When I was a child, we went on holiday to Burton Bradstock in Dorset, where there still some beach fishermen. They were after sprats and mackerel, for which they set beach seines. This meant rowing a boat round out off the beach, hopefully surrounding a shoal, then dragging the net ends in to land the catch. My dad was a good size, so was a welcome heaver on one of the ropes. This way of fishing meant the fishermen co-operated, taking it in turns to sit up ion the cliff watching for the bait-birds diving that marked a shoal. If they missed a shoal, it was gone.
Lobsters meanwhile are territorial. They move into a hole and sit tight.

(Now the movements of lobsters have been the subject of debate and dissent for years amongst fisherman, though they only talk of such matters unguardedly out of season, but that is for another time.)
Lobsters are also aggressive, as you will see from the number of ‘cripples’ in the process of growing new claws that you will catch. They are well armed warriors.
Once a lobster is caught, that territory does not seem to get filled straight away. So if someone else has got pots on choice ‘ground’, they might be catching lobsters you could have had, damn them!

No one really wants the others to know what they are catching and where.
In Aberystwyth there were glorious moments of truth when there was a shared “landing” to a wholesaler, and fisherman saw the number of baskets of lobsters their rivals hauled up the wall. Sometimes a fisherman had chanced upon a new bit of ‘ground’ and would land some unusually large lobsters. A fevered atmosphere would develop, as the others tried to work out where that ground was.

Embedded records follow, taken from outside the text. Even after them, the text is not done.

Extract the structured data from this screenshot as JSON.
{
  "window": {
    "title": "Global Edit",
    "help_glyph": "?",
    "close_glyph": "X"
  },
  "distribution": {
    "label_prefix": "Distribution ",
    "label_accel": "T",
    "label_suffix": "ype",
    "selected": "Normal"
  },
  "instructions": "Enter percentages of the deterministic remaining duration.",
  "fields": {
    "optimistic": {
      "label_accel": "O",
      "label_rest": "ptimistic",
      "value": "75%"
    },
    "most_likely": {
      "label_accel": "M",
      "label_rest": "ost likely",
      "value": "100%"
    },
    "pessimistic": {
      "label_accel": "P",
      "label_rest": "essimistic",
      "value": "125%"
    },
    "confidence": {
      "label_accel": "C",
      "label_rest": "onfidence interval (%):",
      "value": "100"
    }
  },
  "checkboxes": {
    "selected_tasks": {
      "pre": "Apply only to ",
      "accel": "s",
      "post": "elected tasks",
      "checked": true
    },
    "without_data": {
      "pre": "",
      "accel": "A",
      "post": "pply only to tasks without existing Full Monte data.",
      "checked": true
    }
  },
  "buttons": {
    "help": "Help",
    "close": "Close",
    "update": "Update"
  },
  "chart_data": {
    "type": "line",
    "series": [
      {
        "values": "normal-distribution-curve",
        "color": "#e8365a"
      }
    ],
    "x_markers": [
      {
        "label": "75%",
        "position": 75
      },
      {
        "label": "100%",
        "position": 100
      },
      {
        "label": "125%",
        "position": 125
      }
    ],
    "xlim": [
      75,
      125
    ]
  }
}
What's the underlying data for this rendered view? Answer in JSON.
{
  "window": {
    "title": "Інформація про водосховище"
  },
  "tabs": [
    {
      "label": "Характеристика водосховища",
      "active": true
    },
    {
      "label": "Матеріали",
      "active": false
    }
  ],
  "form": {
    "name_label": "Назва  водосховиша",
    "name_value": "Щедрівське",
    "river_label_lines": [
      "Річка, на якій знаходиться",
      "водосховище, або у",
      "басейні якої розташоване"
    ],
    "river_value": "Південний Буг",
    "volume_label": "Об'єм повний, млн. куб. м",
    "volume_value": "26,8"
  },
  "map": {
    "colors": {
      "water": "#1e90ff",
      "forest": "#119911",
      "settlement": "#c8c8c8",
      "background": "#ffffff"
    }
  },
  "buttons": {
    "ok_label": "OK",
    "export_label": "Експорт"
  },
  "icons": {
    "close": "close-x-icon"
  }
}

I wouldn’t say that fishermen are misanthropic, but the sea does attract loners; whose tolerance of other human-beings in their space is often on a short fuse. Don’t forget it attracted you too, so you probably have a lot in common. When you see a speed-boat cavorting around your pot buoys, you'll feel as they do.

The worst reactions I’ve noticed to anyone moving onto 'their pitch' come from the younger or newcomer professional fishermen, keen to mark themselves apart from those bloody ‘part-timers’.


Part of the special nature of the sea is its lack of intense human presence and policing, so if you have trouble with other fishermen, try to sort it out by talking rather than involving the police etc. They haven't got a clue about sea-law anyway, but you'll have difficulty getting them off the case if you do involve them, as they love an excuse to hang around by the sea.

You have AMAZING rights as a kayaker-fisherman that I’ll probably go into next blog, but that won’t do you much good if you don’t get on with the existing local community of fishermen and anglers.

The sea is a lonely enough place without lacing it with enemies.





Just remember that they felt the same as you all those years ago, going round that headland for the first time into unexplored seas.